Secondly, designers do not necessarily have to upload the font file to their own web server. They can link to a font file on another server. And this is where the real opportunity lies.
When you embed a Google map on your web page, you don’t download a bunch of map images from Google and stick them on your server, you link to Google which then serves up the maps to registered domains. The same approach can be applied to fonts. Font foundries could license their fonts for embedding and serve those fonts only to registered websites, using their own hosted system or via a trusted third party.
This way foundries can provide designers and their readers with a legal way of embedding fonts, removing the need for uploading font files to multiple web servers, and of course make some extra income in the process. Think about it – foundries can sell their fonts twice this way – once to the designer and again to the readers†.
Font embedding won’t increase piracy of fonts – there’s plenty of that already happening via email, BitTorrent and any other Internet vessel you care to think of. Professional designers and reputable clients will continue to license fonts as they always have done. There is no point trying to fight font embedding – that horse has bolted – it’s already happening. So why think of your customers as potential criminals, when instead you could gain control over the situation and make more money from your fonts?

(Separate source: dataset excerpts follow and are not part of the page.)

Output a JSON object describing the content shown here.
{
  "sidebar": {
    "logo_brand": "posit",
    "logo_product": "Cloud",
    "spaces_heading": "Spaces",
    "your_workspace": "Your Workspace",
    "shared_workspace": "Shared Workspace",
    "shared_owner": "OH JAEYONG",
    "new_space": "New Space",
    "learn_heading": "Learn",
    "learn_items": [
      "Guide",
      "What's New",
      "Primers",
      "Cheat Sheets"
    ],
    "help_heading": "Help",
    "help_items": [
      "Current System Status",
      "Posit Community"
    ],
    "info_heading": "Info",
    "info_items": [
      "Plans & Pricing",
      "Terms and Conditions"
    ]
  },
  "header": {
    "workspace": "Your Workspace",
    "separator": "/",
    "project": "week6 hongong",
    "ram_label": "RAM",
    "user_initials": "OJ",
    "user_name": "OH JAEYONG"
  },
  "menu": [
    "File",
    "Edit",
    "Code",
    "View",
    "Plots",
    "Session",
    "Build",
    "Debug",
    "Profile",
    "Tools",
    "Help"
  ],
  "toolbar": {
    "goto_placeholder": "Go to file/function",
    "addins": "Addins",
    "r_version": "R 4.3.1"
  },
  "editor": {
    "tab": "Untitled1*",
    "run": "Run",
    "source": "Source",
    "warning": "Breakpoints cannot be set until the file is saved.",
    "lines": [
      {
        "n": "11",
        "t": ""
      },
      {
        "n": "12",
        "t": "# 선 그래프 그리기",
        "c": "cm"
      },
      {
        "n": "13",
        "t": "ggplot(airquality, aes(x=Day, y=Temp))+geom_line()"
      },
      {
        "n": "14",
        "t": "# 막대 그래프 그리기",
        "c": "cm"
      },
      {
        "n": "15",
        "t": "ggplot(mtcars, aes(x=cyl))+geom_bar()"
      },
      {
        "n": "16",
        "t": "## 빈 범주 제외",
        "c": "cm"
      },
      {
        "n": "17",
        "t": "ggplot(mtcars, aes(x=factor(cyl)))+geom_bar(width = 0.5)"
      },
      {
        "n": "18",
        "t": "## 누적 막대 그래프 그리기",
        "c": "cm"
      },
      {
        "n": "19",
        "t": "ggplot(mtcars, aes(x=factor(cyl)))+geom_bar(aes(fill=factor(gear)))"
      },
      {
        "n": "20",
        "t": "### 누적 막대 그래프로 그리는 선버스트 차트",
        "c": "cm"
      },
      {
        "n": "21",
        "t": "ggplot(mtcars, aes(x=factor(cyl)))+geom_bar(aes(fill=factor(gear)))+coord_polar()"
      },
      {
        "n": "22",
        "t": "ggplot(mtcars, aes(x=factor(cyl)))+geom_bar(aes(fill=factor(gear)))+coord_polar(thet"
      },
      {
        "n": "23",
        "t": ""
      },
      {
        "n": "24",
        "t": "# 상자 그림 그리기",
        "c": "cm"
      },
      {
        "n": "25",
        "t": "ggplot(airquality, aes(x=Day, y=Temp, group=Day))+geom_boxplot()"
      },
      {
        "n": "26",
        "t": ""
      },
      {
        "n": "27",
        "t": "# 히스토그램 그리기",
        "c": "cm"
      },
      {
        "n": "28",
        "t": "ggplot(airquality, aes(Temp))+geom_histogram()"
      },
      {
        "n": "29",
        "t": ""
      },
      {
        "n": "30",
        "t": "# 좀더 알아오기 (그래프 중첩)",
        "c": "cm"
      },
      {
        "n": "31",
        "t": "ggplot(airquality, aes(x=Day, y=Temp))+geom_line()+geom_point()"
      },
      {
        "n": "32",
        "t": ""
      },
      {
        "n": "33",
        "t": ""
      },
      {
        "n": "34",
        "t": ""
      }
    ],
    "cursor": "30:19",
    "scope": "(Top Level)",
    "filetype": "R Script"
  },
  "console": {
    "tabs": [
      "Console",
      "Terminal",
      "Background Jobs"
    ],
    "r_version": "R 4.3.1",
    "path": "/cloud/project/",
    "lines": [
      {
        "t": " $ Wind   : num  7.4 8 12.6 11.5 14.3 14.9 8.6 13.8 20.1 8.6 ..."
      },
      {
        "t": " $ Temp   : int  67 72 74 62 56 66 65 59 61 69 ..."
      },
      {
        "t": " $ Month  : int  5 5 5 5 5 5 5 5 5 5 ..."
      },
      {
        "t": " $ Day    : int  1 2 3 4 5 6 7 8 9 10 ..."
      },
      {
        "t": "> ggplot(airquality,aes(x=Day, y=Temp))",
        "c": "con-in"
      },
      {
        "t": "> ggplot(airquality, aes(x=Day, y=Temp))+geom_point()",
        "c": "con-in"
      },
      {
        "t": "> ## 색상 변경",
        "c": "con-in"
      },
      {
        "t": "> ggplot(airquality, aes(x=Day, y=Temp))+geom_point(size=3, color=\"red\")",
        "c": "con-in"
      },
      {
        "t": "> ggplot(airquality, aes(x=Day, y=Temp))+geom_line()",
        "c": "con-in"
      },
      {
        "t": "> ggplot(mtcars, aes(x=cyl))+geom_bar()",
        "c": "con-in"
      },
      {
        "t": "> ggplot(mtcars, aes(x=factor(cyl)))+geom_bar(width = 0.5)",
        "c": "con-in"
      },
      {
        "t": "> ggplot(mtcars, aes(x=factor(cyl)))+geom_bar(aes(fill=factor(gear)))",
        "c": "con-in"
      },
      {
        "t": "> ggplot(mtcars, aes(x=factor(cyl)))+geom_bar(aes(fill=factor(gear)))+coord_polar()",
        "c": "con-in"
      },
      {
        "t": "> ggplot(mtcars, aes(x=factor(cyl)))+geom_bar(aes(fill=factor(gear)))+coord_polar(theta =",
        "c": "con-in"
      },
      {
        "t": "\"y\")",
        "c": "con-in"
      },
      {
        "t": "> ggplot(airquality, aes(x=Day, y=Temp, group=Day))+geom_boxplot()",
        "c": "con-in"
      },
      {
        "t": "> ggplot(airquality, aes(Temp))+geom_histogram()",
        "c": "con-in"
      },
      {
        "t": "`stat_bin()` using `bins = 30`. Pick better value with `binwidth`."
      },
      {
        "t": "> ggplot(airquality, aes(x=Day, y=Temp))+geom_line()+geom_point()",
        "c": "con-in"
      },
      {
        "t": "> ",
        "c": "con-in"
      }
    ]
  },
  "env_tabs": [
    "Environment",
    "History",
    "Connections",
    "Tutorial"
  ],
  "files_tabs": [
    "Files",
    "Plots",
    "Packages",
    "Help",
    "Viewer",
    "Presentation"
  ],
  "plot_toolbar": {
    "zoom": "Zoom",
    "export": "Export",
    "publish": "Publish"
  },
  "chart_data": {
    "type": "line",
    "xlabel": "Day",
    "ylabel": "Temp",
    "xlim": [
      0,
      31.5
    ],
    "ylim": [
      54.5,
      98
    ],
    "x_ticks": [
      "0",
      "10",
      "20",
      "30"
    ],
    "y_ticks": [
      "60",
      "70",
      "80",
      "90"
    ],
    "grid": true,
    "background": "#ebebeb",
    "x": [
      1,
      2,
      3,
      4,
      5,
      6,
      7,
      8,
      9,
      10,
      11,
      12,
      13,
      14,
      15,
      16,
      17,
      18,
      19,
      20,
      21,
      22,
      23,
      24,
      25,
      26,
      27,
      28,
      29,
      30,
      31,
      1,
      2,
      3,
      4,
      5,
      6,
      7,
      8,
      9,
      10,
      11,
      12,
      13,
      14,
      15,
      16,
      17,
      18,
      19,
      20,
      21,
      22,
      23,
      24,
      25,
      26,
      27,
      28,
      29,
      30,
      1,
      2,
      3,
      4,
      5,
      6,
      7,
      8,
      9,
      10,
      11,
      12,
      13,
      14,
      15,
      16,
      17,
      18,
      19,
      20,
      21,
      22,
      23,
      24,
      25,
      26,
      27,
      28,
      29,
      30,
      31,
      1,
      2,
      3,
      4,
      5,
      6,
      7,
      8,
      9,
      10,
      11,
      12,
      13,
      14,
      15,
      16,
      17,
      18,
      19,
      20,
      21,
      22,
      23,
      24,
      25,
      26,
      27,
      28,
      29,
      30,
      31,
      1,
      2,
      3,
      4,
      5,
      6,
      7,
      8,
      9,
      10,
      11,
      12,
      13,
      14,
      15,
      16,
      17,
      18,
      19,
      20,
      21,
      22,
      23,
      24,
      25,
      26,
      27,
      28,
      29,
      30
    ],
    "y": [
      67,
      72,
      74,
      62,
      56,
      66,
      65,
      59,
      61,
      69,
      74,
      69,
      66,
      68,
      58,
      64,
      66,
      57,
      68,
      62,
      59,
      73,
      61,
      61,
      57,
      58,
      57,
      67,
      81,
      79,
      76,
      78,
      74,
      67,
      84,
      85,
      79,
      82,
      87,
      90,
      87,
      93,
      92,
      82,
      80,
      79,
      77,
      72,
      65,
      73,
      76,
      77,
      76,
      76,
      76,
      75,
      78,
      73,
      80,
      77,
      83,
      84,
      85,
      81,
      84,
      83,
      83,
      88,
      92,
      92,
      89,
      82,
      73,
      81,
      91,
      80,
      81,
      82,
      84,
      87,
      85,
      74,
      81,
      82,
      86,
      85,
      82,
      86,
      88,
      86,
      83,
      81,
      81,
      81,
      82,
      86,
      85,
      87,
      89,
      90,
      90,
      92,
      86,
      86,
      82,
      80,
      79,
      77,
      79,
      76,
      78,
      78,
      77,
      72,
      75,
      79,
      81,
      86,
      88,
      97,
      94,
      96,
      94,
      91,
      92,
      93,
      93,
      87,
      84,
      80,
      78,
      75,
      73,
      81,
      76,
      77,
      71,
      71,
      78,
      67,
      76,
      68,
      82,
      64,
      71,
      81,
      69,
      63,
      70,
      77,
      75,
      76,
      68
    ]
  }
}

I wouldn’t expect any website visitors to pay for an embedded font. However if designers want their customers to read a certain font then they could be willing to pay for it. So I’m expecting designers (or more likely their clients) to pay for the font embedding on behalf of their readers.
At the moment, fonts are sold on a per-machine basis – a single payment allows perpetual use. But given that the font embedding mechanism I’m proposing is a web service, a monthly payment model could be more appropriate. By way of example, let’s pick a $199 font and divide that figure across two years. That makes about $8 per month, which would seem fairly enticing for something as lovely as say, Archer. And there’s the ‘freemium’ model to think about which might mean you could get the book weight for free, but other weights and italics are paid for. Food for thought, surely?